L'enquête peut alors engendrer une incertitude morale qui est fort dangereuse du point de vue social. Elle sera toujours utile en tant qu'analyse d'une situation particulière. Mais pour nous, qui recherchons le Royaume de Dieu, elle devra soumettre ses résultats à des critères différents et supérieurs, notamment les critères des exigences doctrinales de la foi et de la pastorale, laquelle doit guider vers le chemin de l'Evangile.

Cela nous amène à nous demander si les malaises dont souffre aujourd'hui l'Eglise tout entière, ne sont pas dus principalement à la contestation, tacite ou ouverte, de son autorité, c'est-à-dire de la confiance, de l'unité, de l'harmonie, de l'union dans la vérité et la charité, cette union dans laquelle le Christ a conçu et institué son Eglise, et dans laquelle la tradition l'a développée et nous l'a transmise.

Et alors, nous voudrions qu'en venant ici, dans un esprit de recueillement et de confiance, auprès de la tombe de l'apôtre sur lequel le Seigneur a fondé son Eglise, vous voyiez le visage idéal et céleste de l'Eglise, une, sainte, catholique et apostolique, et en même temps, le visage terrestre de l'Eglise réelle, humaine et toujours imparfaite, mais engagée, aujourd'hui spécialement, dans un admirable effort, à la fois douloureux et joyeux, pour être telle que le Christ l'a voulue, en faisant rayonner sa lumière et sa parole, et en faisant siens tous les dons, tous les besoins, toutes les souffrances du monde présent.
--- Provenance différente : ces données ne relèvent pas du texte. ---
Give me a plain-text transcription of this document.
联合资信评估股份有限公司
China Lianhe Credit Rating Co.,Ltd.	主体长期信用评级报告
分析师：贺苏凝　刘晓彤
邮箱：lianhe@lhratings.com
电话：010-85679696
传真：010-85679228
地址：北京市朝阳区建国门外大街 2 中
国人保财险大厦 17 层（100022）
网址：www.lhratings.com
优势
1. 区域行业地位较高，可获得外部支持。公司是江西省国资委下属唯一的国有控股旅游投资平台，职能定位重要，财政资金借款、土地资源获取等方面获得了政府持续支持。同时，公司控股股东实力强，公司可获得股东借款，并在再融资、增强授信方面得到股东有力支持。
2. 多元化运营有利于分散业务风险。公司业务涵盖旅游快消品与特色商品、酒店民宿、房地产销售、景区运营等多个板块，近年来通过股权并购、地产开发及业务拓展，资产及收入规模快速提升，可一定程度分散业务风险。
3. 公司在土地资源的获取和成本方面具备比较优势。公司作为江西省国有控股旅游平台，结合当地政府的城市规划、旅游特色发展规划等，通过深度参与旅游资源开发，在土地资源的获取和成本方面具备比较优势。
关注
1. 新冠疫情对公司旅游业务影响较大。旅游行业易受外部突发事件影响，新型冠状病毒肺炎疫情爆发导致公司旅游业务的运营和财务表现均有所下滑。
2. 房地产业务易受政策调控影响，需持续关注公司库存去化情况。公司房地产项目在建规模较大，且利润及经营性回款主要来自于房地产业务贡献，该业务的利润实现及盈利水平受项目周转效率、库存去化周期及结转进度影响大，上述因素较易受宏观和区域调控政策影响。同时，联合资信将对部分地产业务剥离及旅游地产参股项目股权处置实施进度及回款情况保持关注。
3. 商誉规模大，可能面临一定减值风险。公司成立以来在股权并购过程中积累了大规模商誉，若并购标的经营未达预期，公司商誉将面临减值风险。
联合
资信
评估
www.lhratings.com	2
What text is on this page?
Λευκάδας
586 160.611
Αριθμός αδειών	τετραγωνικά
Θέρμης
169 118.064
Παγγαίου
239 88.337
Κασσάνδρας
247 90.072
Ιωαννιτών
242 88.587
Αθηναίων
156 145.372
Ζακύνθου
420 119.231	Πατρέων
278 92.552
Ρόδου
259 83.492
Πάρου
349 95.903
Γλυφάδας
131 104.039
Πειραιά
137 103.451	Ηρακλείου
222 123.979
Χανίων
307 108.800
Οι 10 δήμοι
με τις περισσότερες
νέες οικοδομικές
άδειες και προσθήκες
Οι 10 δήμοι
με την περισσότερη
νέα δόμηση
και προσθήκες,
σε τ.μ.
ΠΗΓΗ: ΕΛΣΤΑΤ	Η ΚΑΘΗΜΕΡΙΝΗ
Pierre ne change pas; et cela peut vous apporter le réconfort dont en ce moment vous avez secrètement besoin: celui de la sécurité. Pierre est toujours vivant; il vit du Christ qui passe de l'avènement de Bethléem à l'avènement du dernier jour dans les siècles, dans notre histoire, cette histoire toujours égale, toujours en croissance, comme un arbre plein de vie parti d'une petite semence et qui à chaque saison se revêt d'une nouvelle frondaison. Un maître de l'antiquité (celui qui nous a donné la formule doctrinale de la tradition ecclésiale authentique, formule que le Ier Concile du Vatican a faite sienne — cf. Denzinger 3020 — «que dans l'Eglise catholique on ait le souci de conserver ce qui a toujours été cru, partout et par tous»), saint Vincent de Lérins, Père de l'Eglise, moine érudit du Ve siècle, nous a aussi donné la formule du développement doctrinal du christianisme: «la doctrine de la religion chrétienne se consolide avec les ans, se développe avec le temps, s'élève avec l'âge... hoc idem floreat et maturescat... proficiat et perficiatur» (Commonitorium, PL, L, 668). Cette formule n'admet pas les changements substantiels, mais elle explique les développements vitaux de la doctrine et de la discipline de l'Eglise. Cette formule, Newman la fera sienne, et elle le conduira à l'Eglise romaine. Nous pourrons la méditer nous aussi pour comprendre certaines nouveautés importantes dans l'Eglise d'aujourd'hui, lesquelles excluent tout fléchissement de sa pure orthodoxie et attestent sa continuelle et florissante vitalité.